Plasma metabolomic analysis reveals the therapeutic effects of Jiashen tablets on heart failure.

Abstract

Heart failure is a chronic progressive condition that significantly affects the quality of life of patients with high hospitalization and mortality rates. Jiashen tablets (JST), a Chinese herbal formula, have been reported to be an effective treatment against heart failure, however the underlying mechanisms remain obscure. This study was designed to determine the effect of JST on the treatment of heart failure and delineate the underlying mechanisms by an untargeted metabolomics approach. The chronic heart failure model was established by the permanent ligation of the left anterior descending coronary artery in rats. The cardiac functions of rats, including left ventricular ejection fraction (LVEF) and fractional shortening (LVFS), left ventricular internal diameter end diastole (LVIDd) and end systole (LVIDs), and interventricular septum thickness in diastole (IVSd) and in systole (IVSs), were measured by echocardiography. Biochemical analysis and histopathological examination were also performed to evaluate therapeutic effects of JST for treating heart failure. UHPLC-QTOF-MS/MS coupled with multivariate statistical analyses were applied for plasma metabolic profiling to identify biomarkers and potential mechanisms of JST in the treatment of heart failure. Jiashen tablets could improve the cardiac function of heart failure rats and thus ameliorate heart failure via enhancing rat LVEF and LVFS and decreasing LVIDd, LVIDs, IVSd, and IVSs. Results of biochemical analysis and histopathological examination revealed that JST could reduce the serum lactate dehydrogenase (LDH) activity and the level of NT-pro BNP, markers of heart failure and myocardial damage, and inhibit myocardial fibrosis.
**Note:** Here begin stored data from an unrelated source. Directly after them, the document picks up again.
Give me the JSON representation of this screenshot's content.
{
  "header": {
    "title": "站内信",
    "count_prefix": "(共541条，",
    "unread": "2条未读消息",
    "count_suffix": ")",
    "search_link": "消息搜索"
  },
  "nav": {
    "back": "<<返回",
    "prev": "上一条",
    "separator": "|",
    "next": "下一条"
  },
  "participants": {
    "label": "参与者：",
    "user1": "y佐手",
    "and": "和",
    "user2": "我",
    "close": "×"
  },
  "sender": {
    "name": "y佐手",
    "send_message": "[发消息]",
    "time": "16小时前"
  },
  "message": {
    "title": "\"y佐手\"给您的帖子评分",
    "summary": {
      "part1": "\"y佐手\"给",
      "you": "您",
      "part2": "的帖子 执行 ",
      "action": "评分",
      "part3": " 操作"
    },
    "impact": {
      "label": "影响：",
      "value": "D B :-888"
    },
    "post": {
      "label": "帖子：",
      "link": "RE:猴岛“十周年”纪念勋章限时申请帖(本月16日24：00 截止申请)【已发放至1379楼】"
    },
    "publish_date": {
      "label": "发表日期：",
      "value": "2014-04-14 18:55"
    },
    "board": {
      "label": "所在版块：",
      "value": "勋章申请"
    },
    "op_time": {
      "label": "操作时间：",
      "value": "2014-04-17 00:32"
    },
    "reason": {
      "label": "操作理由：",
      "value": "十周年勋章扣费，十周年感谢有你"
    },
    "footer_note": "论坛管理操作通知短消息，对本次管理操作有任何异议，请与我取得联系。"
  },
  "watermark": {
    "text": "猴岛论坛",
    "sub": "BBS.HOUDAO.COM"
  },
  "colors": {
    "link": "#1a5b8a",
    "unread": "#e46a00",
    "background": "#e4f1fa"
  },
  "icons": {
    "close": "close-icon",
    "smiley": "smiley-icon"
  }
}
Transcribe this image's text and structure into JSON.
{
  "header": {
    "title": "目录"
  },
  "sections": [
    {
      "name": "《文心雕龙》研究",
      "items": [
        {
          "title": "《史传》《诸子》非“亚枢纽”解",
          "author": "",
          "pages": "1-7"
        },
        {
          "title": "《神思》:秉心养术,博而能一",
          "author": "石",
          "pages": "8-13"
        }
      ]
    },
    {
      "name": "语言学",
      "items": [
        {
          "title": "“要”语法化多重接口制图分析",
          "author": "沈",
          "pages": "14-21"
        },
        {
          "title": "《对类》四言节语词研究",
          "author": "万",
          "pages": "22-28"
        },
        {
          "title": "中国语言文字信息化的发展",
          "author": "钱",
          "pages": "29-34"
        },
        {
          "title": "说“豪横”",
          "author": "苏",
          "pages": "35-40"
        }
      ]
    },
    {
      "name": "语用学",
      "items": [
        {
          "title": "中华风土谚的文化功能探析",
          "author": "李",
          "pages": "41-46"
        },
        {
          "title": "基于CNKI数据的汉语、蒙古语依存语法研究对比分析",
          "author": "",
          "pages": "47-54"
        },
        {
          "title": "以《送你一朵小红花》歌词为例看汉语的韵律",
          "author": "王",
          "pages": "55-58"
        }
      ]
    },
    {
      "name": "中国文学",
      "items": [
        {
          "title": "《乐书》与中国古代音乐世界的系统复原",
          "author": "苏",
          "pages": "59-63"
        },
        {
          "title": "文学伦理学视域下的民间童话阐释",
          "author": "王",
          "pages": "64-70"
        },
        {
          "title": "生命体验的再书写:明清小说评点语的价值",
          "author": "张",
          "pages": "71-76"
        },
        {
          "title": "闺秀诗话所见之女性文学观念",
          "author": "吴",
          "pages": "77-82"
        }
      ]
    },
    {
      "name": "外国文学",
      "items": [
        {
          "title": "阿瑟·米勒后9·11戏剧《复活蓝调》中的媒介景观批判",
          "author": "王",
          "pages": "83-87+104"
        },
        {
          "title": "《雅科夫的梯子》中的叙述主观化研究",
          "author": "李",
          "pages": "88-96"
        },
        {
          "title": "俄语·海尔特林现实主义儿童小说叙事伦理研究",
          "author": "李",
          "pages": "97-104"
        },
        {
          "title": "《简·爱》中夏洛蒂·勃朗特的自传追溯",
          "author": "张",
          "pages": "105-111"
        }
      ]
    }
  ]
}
Furthermore, in metabolomics analysis, a total of 210 metabolites with significant differences were identified between heart failure rats and normal rats, among which 29 metabolites were significantly restored after JST treatment. These metabolites were primarily involved in tryptophan metabolism, branched-chain amino acid metabolism, fatty acids β-oxidation, and glycerophospholipid metabolism. The present study illustrated the therapeutic effect of JST for the treatment of heart failure and delineated the underlying mechanisms mainly relating to the regulation of amino acid metabolism and lipid metabolism in heart failure rats.